Species identification

Currently the species identification consists of the information in the ENA metadata, and from running sylph on the raw reads.

Important: the method used to call species from sylph results was made more stringent in release 2025-05. Details are below. If you want a consistent set of species calls for everything up to and including 2025-05, use the 2025-05 aggregated files. For reproducibility, the older (r0.2 and 2024-08) files were not changed and contain the old method species calls.

ENA species

This is simply the value of the scientific_name in the ENA metadata, which is from the original submitter. It uses the NCBI taxonomy.

Sylph species

This uses the GTDB taxonomy, which is inconsistent with the ENA/NCBI taxonomy.

Sylph calls were filtered for quality using the following information:

  • c = the effective coverage Eff_cof column from Sylph
  • k = kmer length used by Sylph, which for AllTheBacteria was the default 31
  • g = reference genome size, which was obtained from GTDB metadata. We used column genome_size from https://data.ace.uq.edu.au/public/gtdb/data/releases/release214/214.0/bac120_metadata_r214.tar.gz and https://data.ace.uq.edu.au/public/gtdb/data/releases/release214/214.1/ar53_metadata_r214.tsv.gz
  • r: read length, which was calculated by dividing the ENA base_count by (2 * read_count). Note that base_count is the total of bases across both paired FASTQ files, and read_count is the number of reads in one of the FASTQ files.

To pass, the Sylph call must have:

  1. Sequence_abundance at least 99.
  2. c * g * (r / (r - k + 1)) >= 0.5 * base_count, which roughly means that at least half of the reads match this genome. Although this may sound like a low threshold, sequencing errors have a significant detrimental affect on the calculation.

Further, for a sample (not just a run) to pass, there can be only one species call that passes. A sample with more than one run could have two different species called, in which case it is failed. If all its passing run calls have the same species, then the sample passes.

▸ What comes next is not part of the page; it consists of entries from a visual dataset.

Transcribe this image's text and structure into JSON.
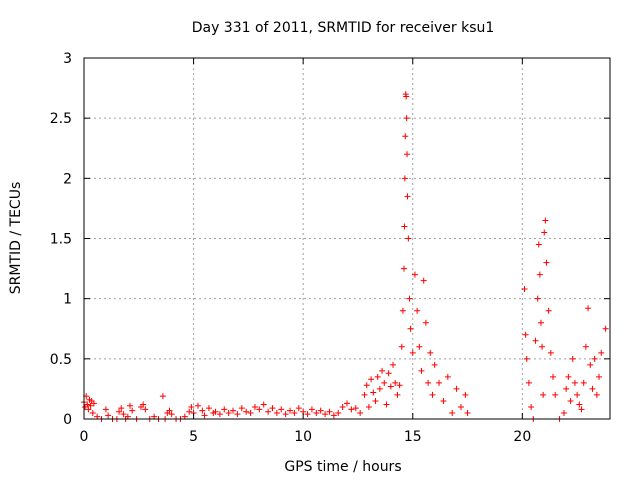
{
  "chart_data": {
    "type": "scatter",
    "title": "Day 331 of 2011, SRMTID for receiver ksu1",
    "xlabel": "GPS time / hours",
    "ylabel": "SRMTID / TECUs",
    "xlim": [
      0,
      24
    ],
    "ylim": [
      0,
      3
    ],
    "grid": true,
    "marker": "+",
    "color": "#ff0000",
    "x_ticks": [
      0,
      5,
      10,
      15,
      20
    ],
    "x_tick_labels": [
      "0",
      "5",
      "10",
      "15",
      "20"
    ],
    "y_ticks": [
      0,
      0.5,
      1,
      1.5,
      2,
      2.5,
      3
    ],
    "y_tick_labels": [
      "0",
      "0.5",
      "1",
      "1.5",
      "2",
      "2.5",
      "3"
    ],
    "series": [
      {
        "name": "ksu1",
        "points": [
          [
            0.0,
            0.14
          ],
          [
            0.05,
            0.1
          ],
          [
            0.1,
            0.19
          ],
          [
            0.15,
            0.12
          ],
          [
            0.2,
            0.08
          ],
          [
            0.25,
            0.16
          ],
          [
            0.3,
            0.11
          ],
          [
            0.35,
            0.15
          ],
          [
            0.4,
            0.05
          ],
          [
            0.45,
            0.13
          ],
          [
            0.6,
            0.02
          ],
          [
            0.8,
            0.0
          ],
          [
            1.0,
            0.08
          ],
          [
            1.1,
            0.03
          ],
          [
            1.3,
            0.0
          ],
          [
            1.5,
            0.0
          ],
          [
            1.6,
            0.06
          ],
          [
            1.7,
            0.09
          ],
          [
            1.8,
            0.04
          ],
          [
            1.9,
            0.0
          ],
          [
            2.0,
            0.02
          ],
          [
            2.1,
            0.11
          ],
          [
            2.2,
            0.07
          ],
          [
            2.4,
            0.0
          ],
          [
            2.6,
            0.1
          ],
          [
            2.7,
            0.12
          ],
          [
            2.8,
            0.08
          ],
          [
            3.0,
            0.0
          ],
          [
            3.2,
            0.02
          ],
          [
            3.4,
            0.0
          ],
          [
            3.6,
            0.19
          ],
          [
            3.7,
            0.0
          ],
          [
            3.8,
            0.05
          ],
          [
            3.9,
            0.07
          ],
          [
            4.0,
            0.04
          ],
          [
            4.2,
            0.0
          ],
          [
            4.4,
            0.0
          ],
          [
            4.6,
            0.02
          ],
          [
            4.8,
            0.06
          ],
          [
            4.9,
            0.1
          ],
          [
            5.0,
            0.05
          ],
          [
            5.2,
            0.11
          ],
          [
            5.4,
            0.07
          ],
          [
            5.5,
            0.03
          ],
          [
            5.7,
            0.09
          ],
          [
            5.9,
            0.05
          ],
          [
            6.0,
            0.06
          ],
          [
            6.2,
            0.04
          ],
          [
            6.4,
            0.08
          ],
          [
            6.6,
            0.05
          ],
          [
            6.8,
            0.07
          ],
          [
            7.0,
            0.04
          ],
          [
            7.2,
            0.09
          ],
          [
            7.4,
            0.06
          ],
          [
            7.6,
            0.05
          ],
          [
            7.8,
            0.1
          ],
          [
            8.0,
            0.08
          ],
          [
            8.2,
            0.12
          ],
          [
            8.4,
            0.06
          ],
          [
            8.6,
            0.09
          ],
          [
            8.8,
            0.05
          ],
          [
            9.0,
            0.08
          ],
          [
            9.2,
            0.04
          ],
          [
            9.4,
            0.07
          ],
          [
            9.6,
            0.05
          ],
          [
            9.8,
            0.09
          ],
          [
            10.0,
            0.06
          ],
          [
            10.2,
            0.04
          ],
          [
            10.4,
            0.08
          ],
          [
            10.6,
            0.05
          ],
          [
            10.8,
            0.07
          ],
          [
            11.0,
            0.04
          ],
          [
            11.2,
            0.06
          ],
          [
            11.4,
            0.03
          ],
          [
            11.6,
            0.05
          ],
          [
            11.8,
            0.1
          ],
          [
            12.0,
            0.13
          ],
          [
            12.2,
            0.08
          ],
          [
            12.4,
            0.09
          ],
          [
            12.6,
            0.05
          ],
          [
            12.8,
            0.2
          ],
          [
            12.9,
            0.28
          ],
          [
            13.0,
            0.1
          ],
          [
            13.1,
            0.33
          ],
          [
            13.2,
            0.22
          ],
          [
            13.3,
            0.15
          ],
          [
            13.4,
            0.35
          ],
          [
            13.5,
            0.25
          ],
          [
            13.6,
            0.4
          ],
          [
            13.7,
            0.3
          ],
          [
            13.8,
            0.12
          ],
          [
            13.9,
            0.38
          ],
          [
            14.0,
            0.27
          ],
          [
            14.1,
            0.45
          ],
          [
            14.2,
            0.3
          ],
          [
            14.3,
            0.2
          ],
          [
            14.4,
            0.28
          ],
          [
            14.5,
            0.6
          ],
          [
            14.55,
            0.9
          ],
          [
            14.6,
            1.25
          ],
          [
            14.62,
            1.6
          ],
          [
            14.64,
            2.0
          ],
          [
            14.66,
            2.35
          ],
          [
            14.68,
            2.7
          ],
          [
            14.7,
            2.68
          ],
          [
            14.72,
            2.5
          ],
          [
            14.74,
            2.2
          ],
          [
            14.76,
            1.85
          ],
          [
            14.8,
            1.5
          ],
          [
            14.85,
            1.0
          ],
          [
            14.9,
            0.75
          ],
          [
            15.0,
            0.55
          ],
          [
            15.1,
            1.2
          ],
          [
            15.2,
            0.9
          ],
          [
            15.3,
            0.6
          ],
          [
            15.4,
            0.4
          ],
          [
            15.5,
            1.15
          ],
          [
            15.6,
            0.8
          ],
          [
            15.7,
            0.3
          ],
          [
            15.8,
            0.55
          ],
          [
            15.9,
            0.2
          ],
          [
            16.0,
            0.45
          ],
          [
            16.2,
            0.3
          ],
          [
            16.4,
            0.15
          ],
          [
            16.6,
            0.35
          ],
          [
            16.8,
            0.05
          ],
          [
            17.0,
            0.25
          ],
          [
            17.2,
            0.1
          ],
          [
            17.4,
            0.2
          ],
          [
            17.5,
            0.05
          ],
          [
            20.1,
            1.08
          ],
          [
            20.15,
            0.7
          ],
          [
            20.2,
            0.5
          ],
          [
            20.3,
            0.3
          ],
          [
            20.4,
            0.1
          ],
          [
            20.5,
            0.0
          ],
          [
            20.6,
            0.65
          ],
          [
            20.7,
            1.0
          ],
          [
            20.75,
            1.45
          ],
          [
            20.8,
            1.2
          ],
          [
            20.85,
            0.8
          ],
          [
            20.9,
            0.6
          ],
          [
            20.95,
            0.2
          ],
          [
            21.0,
            1.55
          ],
          [
            21.05,
            1.65
          ],
          [
            21.1,
            1.3
          ],
          [
            21.2,
            0.9
          ],
          [
            21.3,
            0.55
          ],
          [
            21.4,
            0.35
          ],
          [
            21.5,
            0.2
          ],
          [
            21.7,
            0.0
          ],
          [
            21.9,
            0.05
          ],
          [
            22.0,
            0.25
          ],
          [
            22.1,
            0.35
          ],
          [
            22.2,
            0.15
          ],
          [
            22.3,
            0.5
          ],
          [
            22.4,
            0.3
          ],
          [
            22.5,
            0.2
          ],
          [
            22.6,
            0.12
          ],
          [
            22.7,
            0.08
          ],
          [
            22.8,
            0.3
          ],
          [
            22.9,
            0.6
          ],
          [
            23.0,
            0.92
          ],
          [
            23.1,
            0.45
          ],
          [
            23.2,
            0.25
          ],
          [
            23.3,
            0.5
          ],
          [
            23.4,
            0.2
          ],
          [
            23.5,
            0.35
          ],
          [
            23.6,
            0.55
          ],
          [
            23.8,
            0.75
          ]
        ]
      }
    ]
  }
}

2025-05 vs pre-2025-05 calls

Important: only condition 1 above was used to make species calls for releases r0.2 and 2024-08. This means files from 2024-08 and earlier have the calls using only condition 1. The stricter condition 2 was added from 2025-05 onwards. Files from 2025-05 onwards use the stricter condition 1 plus 2. Old files were not changed. This means that to get a consistent set of species calls, use the 2025-05 aggregated files (or the 2025-05 database). There are samples in r0.2/2024-08 that passed condition 1 but not condition 2, meaning that they had a species in r0.2/2024-08 but in 2025-05 are labelled as “unknown”.